For the most part, everything about being in Japan is completely new to me. For example, living alone and walking to school is new for me. In college, I share a dorm room with my sister, so we usually eat meals together. Also, since the sophomore dorms at Umass
Dartmouth do not have kitchens, we didn’t really have to go shopping for much except quick microwavable meals and snacks. Granted, I accompany my mom when she goes shopping and help her choose what to get, but this too is different from shopping alone with my own money to make meals for myself.
A discovery I made that I have found that I love is having a lunch break built-in to class schedules. Back home, you just eat whenever your schedule allows or you have to eat during class, which isn’t my favorite thing to do since usually it results in me not eating much because I am too focused on my work. This lunch break gives us a great break to refuel and socialize between classes. Another of my favorite new experiences is having classes with other international students. It is a wonderful way to learn more about other cultures, and get to know people from a wide variety of backgrounds. This makes this study abroad experience even more culturally enlightening.
I have discovered that being so far away from home has made Christmas shopping even more exciting, as I am always thinking of my family and when I find something that is perfect for them, I pick it up. I find that even more than usual, I am excited to see their reactions and delight at what I give them to show how much I love them. I am looking forward to Christmas time this year not only because it is the most important time to me, but additionally because it will be when I am reunited with my family and friends.
Although the public transportation systems are complicated and may take some time to fully figure out, they make it possible to explore and travel much more easily for those without cars than back home. It does of course help that there is a train station within walking distance from the apartments. With public transportation, making plans for the weekend can consist of a much wider variety of locations.

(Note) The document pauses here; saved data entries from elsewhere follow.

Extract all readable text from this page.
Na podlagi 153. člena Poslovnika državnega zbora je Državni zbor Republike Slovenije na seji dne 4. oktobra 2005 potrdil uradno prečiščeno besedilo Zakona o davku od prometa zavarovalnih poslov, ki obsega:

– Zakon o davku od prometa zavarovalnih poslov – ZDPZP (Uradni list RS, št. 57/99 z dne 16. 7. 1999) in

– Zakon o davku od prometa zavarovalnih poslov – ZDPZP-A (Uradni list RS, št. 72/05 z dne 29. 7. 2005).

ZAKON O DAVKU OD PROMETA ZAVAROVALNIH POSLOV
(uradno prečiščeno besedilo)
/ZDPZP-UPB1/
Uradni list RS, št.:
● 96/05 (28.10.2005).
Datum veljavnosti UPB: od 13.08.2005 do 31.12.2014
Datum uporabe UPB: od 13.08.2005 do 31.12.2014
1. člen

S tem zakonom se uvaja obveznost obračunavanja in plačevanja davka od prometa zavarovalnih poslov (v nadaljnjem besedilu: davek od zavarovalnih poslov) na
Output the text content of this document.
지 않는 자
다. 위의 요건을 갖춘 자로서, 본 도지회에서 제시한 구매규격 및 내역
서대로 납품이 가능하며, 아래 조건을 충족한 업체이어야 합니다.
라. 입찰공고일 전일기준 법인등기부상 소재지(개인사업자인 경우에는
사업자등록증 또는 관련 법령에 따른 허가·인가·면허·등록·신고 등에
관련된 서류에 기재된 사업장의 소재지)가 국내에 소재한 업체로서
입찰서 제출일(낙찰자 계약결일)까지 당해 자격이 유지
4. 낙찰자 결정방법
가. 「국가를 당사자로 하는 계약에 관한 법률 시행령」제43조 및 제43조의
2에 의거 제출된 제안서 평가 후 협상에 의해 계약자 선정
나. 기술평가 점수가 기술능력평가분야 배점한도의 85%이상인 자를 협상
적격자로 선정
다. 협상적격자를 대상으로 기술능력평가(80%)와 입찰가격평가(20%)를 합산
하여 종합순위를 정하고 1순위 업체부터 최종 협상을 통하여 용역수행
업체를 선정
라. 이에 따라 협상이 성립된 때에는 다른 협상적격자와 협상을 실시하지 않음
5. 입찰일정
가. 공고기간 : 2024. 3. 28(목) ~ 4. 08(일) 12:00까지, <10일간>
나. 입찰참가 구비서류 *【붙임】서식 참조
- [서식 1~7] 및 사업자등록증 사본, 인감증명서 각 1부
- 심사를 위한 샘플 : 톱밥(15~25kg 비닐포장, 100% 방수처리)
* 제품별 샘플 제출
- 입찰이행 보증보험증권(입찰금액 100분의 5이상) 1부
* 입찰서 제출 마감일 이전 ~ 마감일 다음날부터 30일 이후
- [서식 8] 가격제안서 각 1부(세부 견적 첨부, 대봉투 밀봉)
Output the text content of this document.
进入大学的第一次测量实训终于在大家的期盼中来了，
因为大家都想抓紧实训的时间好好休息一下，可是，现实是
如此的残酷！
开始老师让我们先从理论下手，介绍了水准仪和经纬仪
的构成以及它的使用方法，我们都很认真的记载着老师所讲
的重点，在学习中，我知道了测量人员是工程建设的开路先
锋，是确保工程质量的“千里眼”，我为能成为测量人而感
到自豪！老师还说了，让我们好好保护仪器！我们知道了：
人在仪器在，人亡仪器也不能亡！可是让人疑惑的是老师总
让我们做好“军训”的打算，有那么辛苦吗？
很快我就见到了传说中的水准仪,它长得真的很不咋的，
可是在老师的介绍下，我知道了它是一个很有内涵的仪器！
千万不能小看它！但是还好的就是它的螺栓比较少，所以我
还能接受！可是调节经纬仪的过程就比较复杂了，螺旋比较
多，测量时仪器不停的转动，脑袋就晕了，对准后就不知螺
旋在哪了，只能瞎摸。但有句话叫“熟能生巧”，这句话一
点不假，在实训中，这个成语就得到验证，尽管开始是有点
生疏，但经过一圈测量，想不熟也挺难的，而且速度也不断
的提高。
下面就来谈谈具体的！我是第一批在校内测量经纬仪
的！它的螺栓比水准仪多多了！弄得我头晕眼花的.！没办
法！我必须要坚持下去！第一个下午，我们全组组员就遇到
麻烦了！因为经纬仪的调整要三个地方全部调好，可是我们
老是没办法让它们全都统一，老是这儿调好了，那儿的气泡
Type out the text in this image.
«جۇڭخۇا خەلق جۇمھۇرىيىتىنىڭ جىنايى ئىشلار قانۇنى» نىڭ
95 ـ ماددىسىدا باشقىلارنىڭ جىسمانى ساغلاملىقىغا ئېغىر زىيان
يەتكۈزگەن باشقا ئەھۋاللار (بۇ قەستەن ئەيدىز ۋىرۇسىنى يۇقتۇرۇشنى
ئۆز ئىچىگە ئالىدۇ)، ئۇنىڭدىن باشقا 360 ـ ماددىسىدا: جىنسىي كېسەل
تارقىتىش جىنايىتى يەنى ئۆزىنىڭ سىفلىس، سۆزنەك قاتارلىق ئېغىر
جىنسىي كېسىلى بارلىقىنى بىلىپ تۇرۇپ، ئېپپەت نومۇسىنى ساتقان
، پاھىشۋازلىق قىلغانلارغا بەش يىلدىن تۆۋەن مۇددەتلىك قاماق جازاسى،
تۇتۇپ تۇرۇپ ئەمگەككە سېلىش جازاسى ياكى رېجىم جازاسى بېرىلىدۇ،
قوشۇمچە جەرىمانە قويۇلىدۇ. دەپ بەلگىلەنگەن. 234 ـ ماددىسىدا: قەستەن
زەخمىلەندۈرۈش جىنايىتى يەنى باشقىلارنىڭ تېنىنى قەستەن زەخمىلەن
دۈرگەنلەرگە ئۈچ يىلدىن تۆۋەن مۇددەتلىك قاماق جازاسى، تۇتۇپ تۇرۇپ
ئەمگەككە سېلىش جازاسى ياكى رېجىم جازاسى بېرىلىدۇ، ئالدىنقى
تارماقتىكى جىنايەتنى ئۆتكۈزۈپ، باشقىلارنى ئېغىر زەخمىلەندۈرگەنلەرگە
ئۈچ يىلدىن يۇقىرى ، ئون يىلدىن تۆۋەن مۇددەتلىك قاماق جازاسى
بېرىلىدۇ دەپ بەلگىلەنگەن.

Adjusting to my new social setting will probably take the longest amount of time for me. Since all of my friends and family are not with me, I have to adjust to not being able to spend as much time with them. Furthermore, I need to do my best to make new friends here, despite my shy nature.
Being a newcomer in a different country is a great way to learn new things about yourself and the world around you. It also presents new circumstances which help you grow. My time in Japan has allowed me to grow in my faith, trusting that He knows the path before me, so I have nothing to fear.